Astronomers from the Harvard-Smithsonian Center for Astrophysics (CfA) and elsewhere report the discovery of a new “hot Jupiter” exoplanet orbiting a rapidly rotating F-type star. The new alien world, designated TOI-4641 b, could be nearly four times more massive than Jupiter. The discovery was detailed in a paper published Dec. 7 on the preprint server. arXiv.
In general, hot Jupiters are gas giant planets with orbital periods between 10 and 200 days. This makes them difficult targets for transit detection and radial velocity tracking studies, compared to their shorter-orbit counterparts known as hot Jupiters.
Now a group of astronomers led by CfA’s Allyson Bieryla has discovered a new such exoplanet. Using NASA’s Transiting Exoplanet Survey Satellite (TESS), which surveys the sky for transiting extrasolar worlds, they identified a transit signal in the light curve of TOI-4641, a star F bright and rapidly rotating (with a projected trajectory). rotation speed of approximately 86.3 km/s). The planetary nature of this signal was confirmed by follow-up photometric and spectroscopic observations.
“A candidate exoplanet orbiting TOI-4641 with a period of 22.1 days was identified in light curves including sector 43 data in the SPOC and QLP pipelines,” the researchers wrote in the paper.
The new planet has a radius of approximately 0.73 Jupiter radii and its maximum mass has been calculated to be 3.87 Jupiter masses. Observations indicate that TOI-4641 b orbits its host star every 22.09 days in a well-aligned orbit, at a distance of approximately 0.173 AU from it. TOI-4641 b is therefore one of the longest-period planets to be carefully characterized, which orbits a hot, rapidly rotating star.
The parent star TOI-4641 (also known as TIC 436873727), located about 286 light years away, has a radius of about 1.72 solar radii and is about 41% more massive than the sun. The star is estimated to be 2.69 billion years old, has a metallicity of -0.09, and its effective temperature was found to be 6,560 K.

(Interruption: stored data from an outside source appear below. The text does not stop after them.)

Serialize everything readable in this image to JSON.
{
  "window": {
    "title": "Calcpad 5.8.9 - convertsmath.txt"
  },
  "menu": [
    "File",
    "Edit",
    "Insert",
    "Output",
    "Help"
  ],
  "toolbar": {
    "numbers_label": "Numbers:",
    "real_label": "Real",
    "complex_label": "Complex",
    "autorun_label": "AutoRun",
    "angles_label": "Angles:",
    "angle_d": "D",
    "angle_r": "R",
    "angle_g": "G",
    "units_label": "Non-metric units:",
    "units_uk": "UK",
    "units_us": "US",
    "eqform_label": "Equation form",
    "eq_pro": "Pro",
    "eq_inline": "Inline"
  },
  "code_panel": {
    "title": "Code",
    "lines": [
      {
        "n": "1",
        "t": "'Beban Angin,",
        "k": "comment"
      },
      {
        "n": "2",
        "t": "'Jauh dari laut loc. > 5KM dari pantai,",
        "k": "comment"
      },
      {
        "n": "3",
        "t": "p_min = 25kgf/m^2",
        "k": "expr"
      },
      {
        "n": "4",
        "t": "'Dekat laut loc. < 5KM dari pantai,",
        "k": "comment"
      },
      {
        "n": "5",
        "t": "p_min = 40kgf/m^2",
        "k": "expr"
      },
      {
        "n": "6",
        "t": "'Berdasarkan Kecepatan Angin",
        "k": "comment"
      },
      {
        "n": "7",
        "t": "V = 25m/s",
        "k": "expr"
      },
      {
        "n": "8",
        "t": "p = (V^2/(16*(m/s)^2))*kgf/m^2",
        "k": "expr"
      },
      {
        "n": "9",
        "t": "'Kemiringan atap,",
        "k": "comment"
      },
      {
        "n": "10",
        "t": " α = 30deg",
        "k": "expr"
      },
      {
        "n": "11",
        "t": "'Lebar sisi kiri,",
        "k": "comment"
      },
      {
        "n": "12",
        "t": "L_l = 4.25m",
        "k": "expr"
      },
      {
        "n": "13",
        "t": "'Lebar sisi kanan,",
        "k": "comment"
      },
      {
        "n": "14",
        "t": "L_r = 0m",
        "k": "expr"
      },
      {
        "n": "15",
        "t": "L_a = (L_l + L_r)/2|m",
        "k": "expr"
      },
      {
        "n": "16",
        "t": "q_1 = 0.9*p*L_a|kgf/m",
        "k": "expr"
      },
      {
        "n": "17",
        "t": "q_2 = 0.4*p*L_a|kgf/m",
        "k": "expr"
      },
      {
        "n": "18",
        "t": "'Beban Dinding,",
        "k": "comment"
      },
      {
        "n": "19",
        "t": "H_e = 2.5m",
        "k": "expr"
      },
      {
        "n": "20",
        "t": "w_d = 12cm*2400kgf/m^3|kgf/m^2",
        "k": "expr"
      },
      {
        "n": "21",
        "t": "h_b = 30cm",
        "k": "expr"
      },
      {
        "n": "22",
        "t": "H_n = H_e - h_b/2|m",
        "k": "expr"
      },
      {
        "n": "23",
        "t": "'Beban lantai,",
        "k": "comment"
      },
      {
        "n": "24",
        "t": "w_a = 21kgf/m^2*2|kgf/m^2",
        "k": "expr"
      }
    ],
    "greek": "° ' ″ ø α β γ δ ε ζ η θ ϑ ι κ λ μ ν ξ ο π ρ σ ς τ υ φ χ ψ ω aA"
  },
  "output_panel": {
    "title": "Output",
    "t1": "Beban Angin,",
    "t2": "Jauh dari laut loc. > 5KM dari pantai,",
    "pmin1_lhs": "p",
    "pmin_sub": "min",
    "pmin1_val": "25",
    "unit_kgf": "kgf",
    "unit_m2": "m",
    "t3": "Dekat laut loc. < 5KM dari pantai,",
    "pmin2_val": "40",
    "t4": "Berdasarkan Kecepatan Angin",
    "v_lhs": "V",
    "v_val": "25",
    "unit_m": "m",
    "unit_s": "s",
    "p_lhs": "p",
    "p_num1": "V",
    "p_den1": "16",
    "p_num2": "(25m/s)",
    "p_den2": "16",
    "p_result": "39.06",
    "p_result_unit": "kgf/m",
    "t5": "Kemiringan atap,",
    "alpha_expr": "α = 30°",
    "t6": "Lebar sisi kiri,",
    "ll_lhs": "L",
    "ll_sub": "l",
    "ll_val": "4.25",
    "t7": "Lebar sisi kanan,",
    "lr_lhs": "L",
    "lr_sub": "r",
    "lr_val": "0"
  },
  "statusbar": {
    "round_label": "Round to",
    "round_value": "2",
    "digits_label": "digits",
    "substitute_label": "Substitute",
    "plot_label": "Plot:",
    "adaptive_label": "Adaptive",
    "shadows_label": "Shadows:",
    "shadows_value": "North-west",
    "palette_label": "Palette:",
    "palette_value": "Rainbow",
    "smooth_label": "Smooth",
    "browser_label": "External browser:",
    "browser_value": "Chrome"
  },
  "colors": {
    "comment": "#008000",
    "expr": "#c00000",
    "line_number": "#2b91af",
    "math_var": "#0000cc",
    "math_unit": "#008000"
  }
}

The paper’s authors pointed out that long-period exoplanets like TOI-4641 b could be crucial for testing the mechanisms that induce primordial misalignment in planetary systems, given that at such orbital distances, tidal interactions star-planet are assumed to be too weak to be modified. orbital obliquity.
“Testing these predictions motivates the full characterization of planets in long-period orbits around early-type stars,” the scientists concluded.
In total, Bieryla’s team proposes a few mechanisms causing such misalignment, including chaotic accretion, magnetic deformation or changes in the rotation axes of early-type stars, as well as stellar or planetary companions. during the primordial training phase.